If the weeds within your lawn could talk, what would they say? Most homeowners think of weeds as annoying and ugly little plants that pop-up in the most inconvenient spots; however there are more to weeds than meets the eye.
Unhealthy and Compacted Soil
Most homeowners are aware that compacted soil can be harmful to the lawn and that it is recommended to have an aeration done every fall to reduce this compaction to increase water and air flow to the root system; however most may not realize that compacted soil is also a breeding ground for main weeds, such as plantain. Plantain, or broadleaf, thrive in compacted areas because they do not need many nutrients and do not need much oxygen or water.
Healthy but Compacted Soil
Some weeds grown and tell us that the soil is in good conditions, but needs aeration and seed to reduce the compaction and thicken it up. Henbit, chickweed, and thistle like to grow in fertile, nutrient-rich soils but prefer these soils to be compacted and the lawn to be thin.
Grass needs a combination of 17 different nutrients to grow properly, when any of those levels are out of balance, the grass may not grow as well or may not grow at all. Fortunately for weeds, they do not need as many nutrients to grow so they can pop-up almost anywhere and prefer areas of weak soil because the grass is usually sparse in those areas, so it’s a win-win for weeds. Two of the most common weeds to find in weak soil areas are clover and crabgrass.
Small slopes or slight bumps within a lawn may not mean much to the average person or may not even be visible to the average person, but these small slopes can create drainage issues. Drainage issues may cause water to pool in a specific area or constantly runoff through a certain area, keep the soil moist for long periods of time. Homeowners often deal with weeds such as nutsedge (water grass or nut grass) and spotted spurge throughout the summer months. While both of these weeds can be tricky to treat, a recurrent issue with them, especially within a given area, may indicate poor drainage.

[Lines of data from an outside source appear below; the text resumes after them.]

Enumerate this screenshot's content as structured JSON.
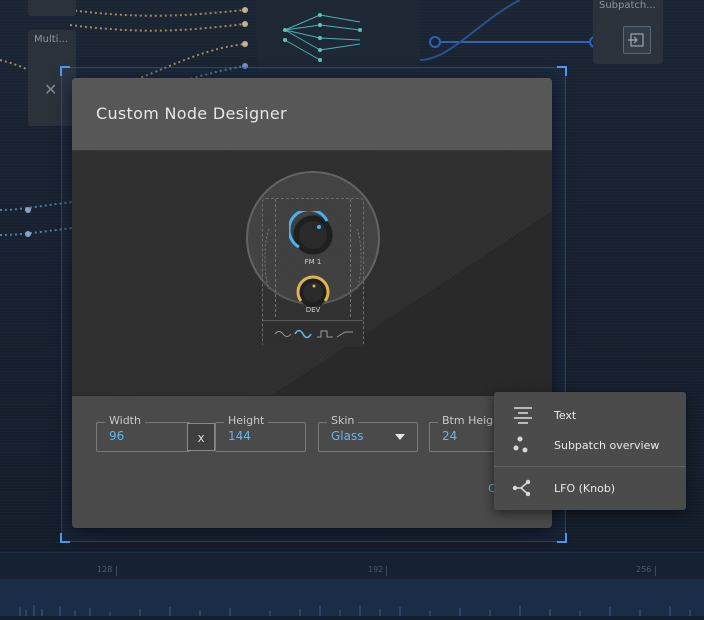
{
  "background": {
    "nodes": [
      {
        "label": "Multi..."
      },
      {
        "label": "Subpatch..."
      }
    ],
    "timeline": {
      "markers": [
        "128",
        "192",
        "256"
      ]
    }
  },
  "dialog": {
    "title": "Custom Node Designer",
    "preview": {
      "knob1_label": "FM 1",
      "knob2_label": "DEV",
      "waveforms": [
        "sine",
        "triangle",
        "square",
        "saw"
      ],
      "selected_waveform": "triangle"
    },
    "fields": {
      "width": {
        "label": "Width",
        "value": "96"
      },
      "separator": "x",
      "height": {
        "label": "Height",
        "value": "144"
      },
      "skin": {
        "label": "Skin",
        "value": "Glass"
      },
      "btm_height": {
        "label": "Btm Heigh",
        "value": "24"
      }
    },
    "cancel_peek": "C"
  },
  "context_menu": {
    "items": [
      {
        "label": "Text",
        "icon": "text-align-icon"
      },
      {
        "label": "Subpatch overview",
        "icon": "subpatch-dots-icon"
      },
      {
        "label": "LFO (Knob)",
        "icon": "branch-icon"
      }
    ]
  },
  "colors": {
    "accent": "#5fb8ee",
    "knob_ring_blue": "#47b3ee",
    "knob_ring_gold": "#e0b44c"
  }
}
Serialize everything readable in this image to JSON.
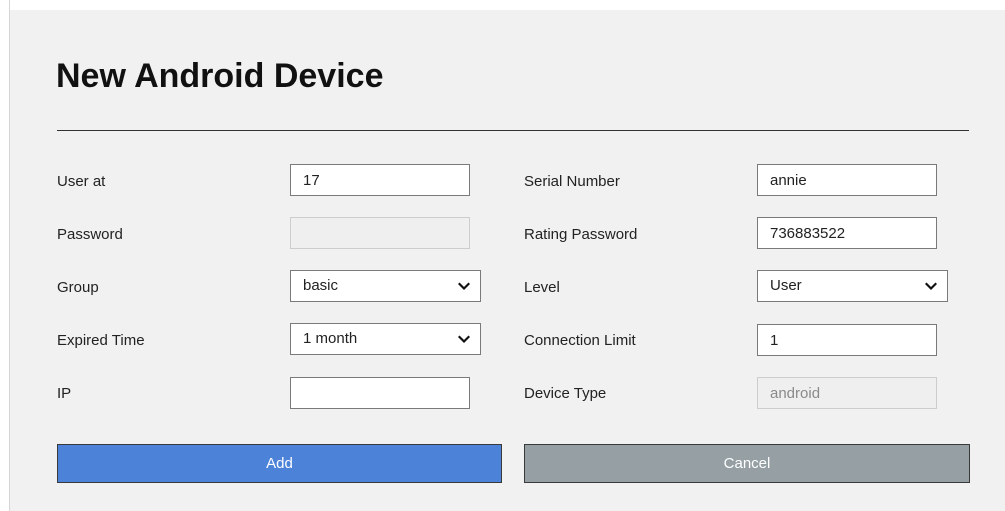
{
  "form": {
    "title": "New Android Device",
    "left": {
      "user_at": {
        "label": "User at",
        "value": "17"
      },
      "password": {
        "label": "Password",
        "value": ""
      },
      "group": {
        "label": "Group",
        "value": "basic"
      },
      "expired_time": {
        "label": "Expired Time",
        "value": "1 month"
      },
      "ip": {
        "label": "IP",
        "value": ""
      }
    },
    "right": {
      "serial_number": {
        "label": "Serial Number",
        "value": "annie"
      },
      "rating_password": {
        "label": "Rating Password",
        "value": "736883522"
      },
      "level": {
        "label": "Level",
        "value": "User"
      },
      "connection_limit": {
        "label": "Connection Limit",
        "value": "1"
      },
      "device_type": {
        "label": "Device Type",
        "value": "android"
      }
    },
    "buttons": {
      "add": "Add",
      "cancel": "Cancel"
    }
  },
  "colors": {
    "add_button": "#4d82d9",
    "cancel_button": "#959fa4",
    "panel_background": "#f1f1f1"
  }
}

Preventing Conditions That Promote Weeds
Compacted and bare soil, whether healthy or not healthy, promote the perfect breeding ground for weeds. Annual fall core aeration and overseeding help reduce this compaction while introducing new life into the lawn which helps to thicken it up. The thicker a lawn, the less room weeds have to grow.

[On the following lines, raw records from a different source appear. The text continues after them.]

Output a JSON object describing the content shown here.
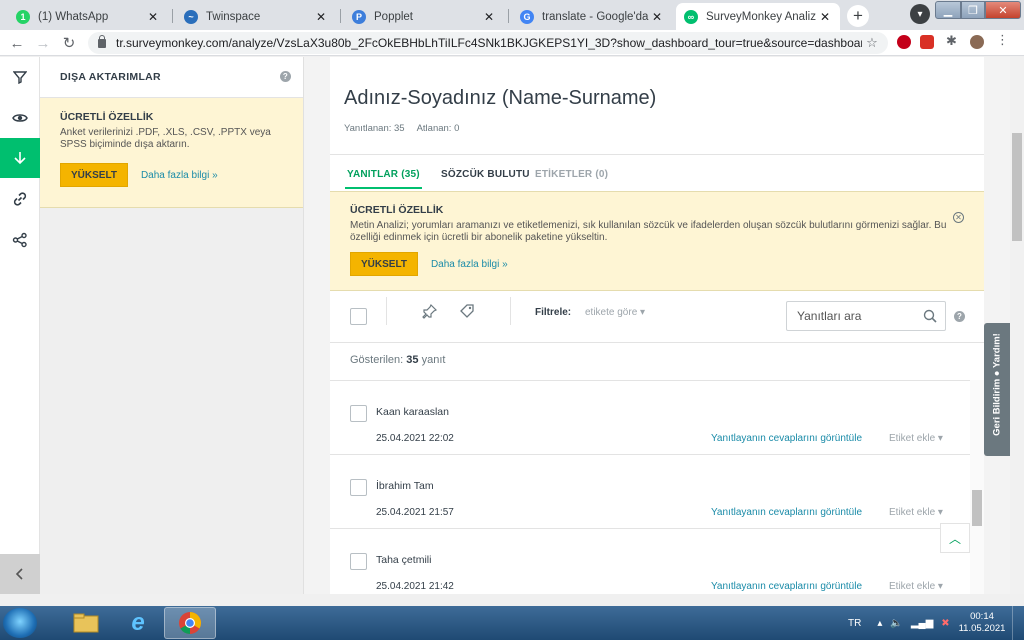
{
  "browser": {
    "tabs": [
      {
        "title": "(1) WhatsApp",
        "favicon_glyph": "1",
        "favicon_color": "#25d366",
        "icon": "whatsapp-icon"
      },
      {
        "title": "Twinspace",
        "favicon_glyph": "~",
        "favicon_color": "#2a6ebb",
        "icon": "twinspace-icon"
      },
      {
        "title": "Popplet",
        "favicon_glyph": "P",
        "favicon_color": "#3d7edb",
        "icon": "popplet-icon"
      },
      {
        "title": "translate - Google'da Ara",
        "favicon_glyph": "G",
        "favicon_color": "#4285f4",
        "icon": "google-icon"
      },
      {
        "title": "SurveyMonkey Analiz - Proje",
        "favicon_glyph": "∞",
        "favicon_color": "#00bf6f",
        "icon": "surveymonkey-icon"
      }
    ],
    "url": "tr.surveymonkey.com/analyze/VzsLaX3u80b_2FcOkEBHbLhTiILFc4SNk1BKJGKEPS1YI_3D?show_dashboard_tour=true&source=dashboard_list"
  },
  "sidebar": {
    "title": "DIŞA AKTARIMLAR",
    "help": "?",
    "promo": {
      "title": "ÜCRETLİ ÖZELLİK",
      "text": "Anket verilerinizi .PDF, .XLS, .CSV, .PPTX veya SPSS biçiminde dışa aktarın.",
      "button": "YÜKSELT",
      "link": "Daha fazla bilgi »"
    }
  },
  "survey": {
    "title": "Adınız-Soyadınız (Name-Surname)",
    "answered_label": "Yanıtlanan: 35",
    "skipped_label": "Atlanan: 0"
  },
  "tabs": [
    {
      "label": "YANITLAR (35)"
    },
    {
      "label": "SÖZCÜK BULUTU"
    },
    {
      "label": "ETİKETLER (0)"
    }
  ],
  "banner": {
    "title": "ÜCRETLİ ÖZELLİK",
    "text": "Metin Analizi; yorumları aramanızı ve etiketlemenizi, sık kullanılan sözcük ve ifadelerden oluşan sözcük bulutlarını görmenizi sağlar. Bu özelliği edinmek için ücretli bir abonelik paketine yükseltin.",
    "button": "YÜKSELT",
    "link": "Daha fazla bilgi »"
  },
  "filter": {
    "label": "Filtrele:",
    "select": "etikete göre",
    "search_placeholder": "Yanıtları ara",
    "help": "?"
  },
  "list": {
    "shown_prefix": "Gösterilen:",
    "shown_count": "35",
    "shown_suffix": "yanıt",
    "responses": [
      {
        "name": "Kaan karaaslan",
        "date": "25.04.2021 22:02",
        "link": "Yanıtlayanın cevaplarını görüntüle",
        "tag": "Etiket ekle"
      },
      {
        "name": "İbrahim Tam",
        "date": "25.04.2021 21:57",
        "link": "Yanıtlayanın cevaplarını görüntüle",
        "tag": "Etiket ekle"
      },
      {
        "name": "Taha çetmili",
        "date": "25.04.2021 21:42",
        "link": "Yanıtlayanın cevaplarını görüntüle",
        "tag": "Etiket ekle"
      }
    ]
  },
  "feedback": {
    "label": "Geri Bildirim  ● Yardım!"
  },
  "taskbar": {
    "language": "TR",
    "time": "00:14",
    "date": "11.05.2021"
  },
  "colors": {
    "brand": "#00bf6f",
    "upgrade": "#f4b400",
    "link": "#1a8ba8",
    "promo_bg": "#fef5d4"
  }
}
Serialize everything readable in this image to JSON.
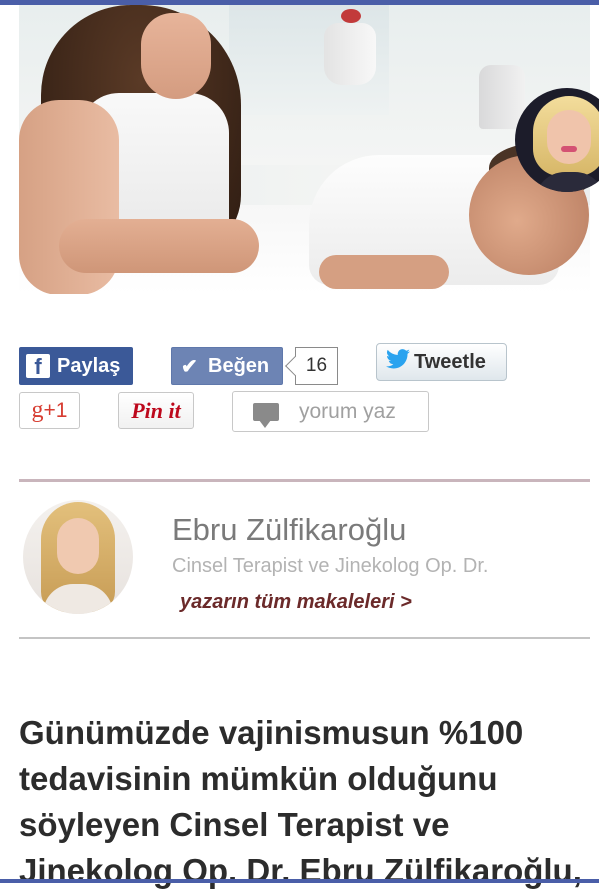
{
  "social": {
    "facebook_share": {
      "icon": "facebook-icon",
      "label": "Paylaş"
    },
    "facebook_like": {
      "icon": "check-icon",
      "label": "Beğen",
      "count": "16"
    },
    "twitter": {
      "icon": "twitter-bird-icon",
      "label": "Tweetle"
    },
    "google_plus": {
      "label": "+1"
    },
    "pinterest": {
      "label": "Pin it"
    },
    "comment": {
      "icon": "comment-bubble-icon",
      "label": "yorum yaz"
    }
  },
  "author": {
    "name": "Ebru Zülfikaroğlu",
    "title": "Cinsel Terapist ve Jinekolog Op. Dr.",
    "all_articles_link": "yazarın tüm makaleleri >"
  },
  "article": {
    "headline_lines": [
      "Günümüzde vajinismusun %100",
      "tedavisinin mümkün olduğunu",
      "söyleyen Cinsel Terapist ve",
      "Jinekolog Op. Dr. Ebru Zülfikaroğlu,"
    ]
  },
  "colors": {
    "accent_bar": "#4a5ea8",
    "facebook": "#3b5998",
    "like": "#6d84b4",
    "author_link": "#6b2a2a"
  }
}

To determine if the soil is healthy or unhealthy, it is important to conduct a soil analysis periodically. A soil analysis should be done annually for poor soil that requires additives or at least once every few years for soil with good pH and organic levels.
Drainage issues should be addressed sooner than later when water loving weeds pop-up in the same spots year after year. This can be as simple as adding a bag of top soil and seeding the area, or running a below ground drainage system throughout the area to help disperse the water quickly and more effectively.
Sum it up
Before getting mad about weeds that pops-up within the lawn, step back and listen to what those weeds have to say; each one tells its own story of why it picked that specific spot to grow. In addition to listening to what those weeds have to say, aerate and overseed the lawn annually and conduct regular soil analysis to prevent any “weed friendly” conditions within the lawn. Also, be on the lookout for drainage issues that may promote the growth of weeds within the lawn.
It is always a good idea to consult with a lawn care professional and ask any questions you may have. Look around, ask friends or family, and research companies on the Better Business Bureau to find a company that you can trust.